Working in coordination with UNICEF – which maintains the cold chain and ensures delivery of vaccines to health facilities – PAHO also helps organise quarterly distribution from the central level to the departments. Other partners, including the World Bank, the CDC and USAID, contribute additional support. “It’s this collective balance that enables the Ministry to continue meeting its vaccine procurement commitments,” concludes Charles Dago.

Delivering vaccines in a fragmented country: logistics under strain

In several parts of the country – notably the metropolitan area of Port-au-Prince and the lower Artibonite region – health facilities operate intermittently, sometimes shutting down entirely for days or even weeks. “The situation is fluid, it’s constantly shifting,” says PAHO’s Dago. “Some days, providers can go to work. Other days, when gangs are active, no one can move.”

To maintain access to vaccination under these conditions, partners have had to adapt constantly. “Supervision that was meant to happen by road sometimes has to be done by air,” he continues. “At times, we’ve had to rely on commercial airlines, which significantly increases costs.”

Other alternatives have also been used: private transporters with means to access northern departments, or even river routes to reach the south, where road travel has become impossible. “We package the vaccines in ways that preserve the cold chain, even on these unconventional journeys,” Dago explains.

These solutions carry a high logistical cost, but they ensure a minimum level of continuity in areas where access is often unpredictable.

Persistent demand, against all odds

On top of logistical challenges, there is another often-overlooked reality: demand for vaccination remains strong. Despite displacement, service disruptions, and instability, families continue to bring their children for vaccination. “As soon as there’s a lull in the violence, parents send their children to get vaccinated,” says Dago.

Even in areas temporarily emptied of their population or in displacement camps, demand persists. “Parents flee, often without even taking their child’s vaccination card. Their priority is to seek safety. But as soon as it’s possible, the demand for services resurfaces.”

Anti-vaccine rumours or occasional incidents of vaccine-hesitancy may arise – particularly during mass vaccination campaigns – but they remain limited. “We see this kind of reluctance mostly during catch-up campaigns, but it’s marginal,” he explains.

In a context where routine vaccination is severely disrupted, these campaigns are vital. They help reach under- or unvaccinated children, often concentrated in the hardest-to-reach areas. “They don’t replace routine immunisation, but they help ensure that services remain available to the population.”

Practical vaccine sovereignty, built on cooperation

Haiti’s case defies standard categories.

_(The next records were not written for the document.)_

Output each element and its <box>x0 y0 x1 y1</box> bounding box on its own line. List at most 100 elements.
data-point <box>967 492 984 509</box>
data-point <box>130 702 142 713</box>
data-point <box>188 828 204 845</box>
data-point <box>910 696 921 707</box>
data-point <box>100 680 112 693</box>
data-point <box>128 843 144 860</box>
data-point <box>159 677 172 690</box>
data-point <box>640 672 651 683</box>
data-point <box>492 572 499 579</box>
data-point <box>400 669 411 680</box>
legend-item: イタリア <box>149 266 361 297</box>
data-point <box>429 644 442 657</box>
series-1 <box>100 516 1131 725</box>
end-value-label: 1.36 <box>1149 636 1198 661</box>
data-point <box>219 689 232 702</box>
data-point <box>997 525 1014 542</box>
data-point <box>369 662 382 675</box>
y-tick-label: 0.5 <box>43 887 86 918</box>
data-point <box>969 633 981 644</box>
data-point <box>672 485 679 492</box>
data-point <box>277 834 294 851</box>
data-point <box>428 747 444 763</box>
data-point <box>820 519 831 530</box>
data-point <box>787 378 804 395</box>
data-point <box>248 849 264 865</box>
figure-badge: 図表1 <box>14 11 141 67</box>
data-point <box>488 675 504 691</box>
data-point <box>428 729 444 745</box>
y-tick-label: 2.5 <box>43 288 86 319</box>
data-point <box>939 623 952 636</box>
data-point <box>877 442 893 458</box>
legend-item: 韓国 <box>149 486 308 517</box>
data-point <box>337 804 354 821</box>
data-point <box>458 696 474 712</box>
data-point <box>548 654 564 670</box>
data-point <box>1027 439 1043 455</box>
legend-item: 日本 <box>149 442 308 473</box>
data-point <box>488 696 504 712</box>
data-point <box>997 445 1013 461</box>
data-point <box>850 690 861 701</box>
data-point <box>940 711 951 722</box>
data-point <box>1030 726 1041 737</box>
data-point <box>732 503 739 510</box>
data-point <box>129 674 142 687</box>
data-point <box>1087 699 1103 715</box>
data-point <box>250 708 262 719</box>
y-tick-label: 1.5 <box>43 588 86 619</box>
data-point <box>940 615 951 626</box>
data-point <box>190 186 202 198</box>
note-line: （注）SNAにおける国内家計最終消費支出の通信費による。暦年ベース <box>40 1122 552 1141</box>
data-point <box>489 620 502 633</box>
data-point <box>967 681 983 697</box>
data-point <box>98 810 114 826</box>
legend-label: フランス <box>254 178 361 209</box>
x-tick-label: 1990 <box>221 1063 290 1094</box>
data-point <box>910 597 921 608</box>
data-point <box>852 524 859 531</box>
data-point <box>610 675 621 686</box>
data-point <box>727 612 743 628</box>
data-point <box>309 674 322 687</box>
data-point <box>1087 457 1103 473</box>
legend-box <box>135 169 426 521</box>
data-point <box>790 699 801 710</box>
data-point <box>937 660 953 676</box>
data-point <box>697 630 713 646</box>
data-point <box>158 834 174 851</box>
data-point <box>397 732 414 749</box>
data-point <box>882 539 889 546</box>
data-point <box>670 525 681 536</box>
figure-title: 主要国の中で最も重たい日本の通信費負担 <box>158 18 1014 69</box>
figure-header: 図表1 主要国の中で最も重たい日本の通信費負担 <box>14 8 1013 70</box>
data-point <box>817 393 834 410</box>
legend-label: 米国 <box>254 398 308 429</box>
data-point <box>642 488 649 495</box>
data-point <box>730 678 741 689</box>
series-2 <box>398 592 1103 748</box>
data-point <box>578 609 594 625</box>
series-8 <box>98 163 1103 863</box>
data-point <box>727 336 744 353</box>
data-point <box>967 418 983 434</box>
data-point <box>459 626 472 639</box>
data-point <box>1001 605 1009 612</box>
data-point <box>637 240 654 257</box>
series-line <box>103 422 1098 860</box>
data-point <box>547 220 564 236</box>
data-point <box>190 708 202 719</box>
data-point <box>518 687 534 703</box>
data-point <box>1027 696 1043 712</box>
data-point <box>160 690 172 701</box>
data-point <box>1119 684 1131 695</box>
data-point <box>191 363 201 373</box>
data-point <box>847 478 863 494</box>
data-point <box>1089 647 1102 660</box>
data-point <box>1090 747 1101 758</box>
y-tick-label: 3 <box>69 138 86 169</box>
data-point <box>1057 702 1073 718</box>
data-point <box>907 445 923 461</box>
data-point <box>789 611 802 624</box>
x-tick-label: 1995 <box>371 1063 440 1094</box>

It is neither a traditional model of vaccine autonomy nor a system of full dependency. In the context of a prolonged crisis, the continuity of vaccine co-financing rests on a clear political commitment from the state – and on close coordination with technical and financial partners.

“The programme is managed collectively, in a dynamic where partners take over certain components without replacing the state,” explains Queuille. This complementarity helps sustain a structured public policy, even under extreme conditions.

This hybrid, clear-eyed, and context-adapted model reflects a form of institutional resilience – one that makes it possible, even in fragile settings, to hold the line over time.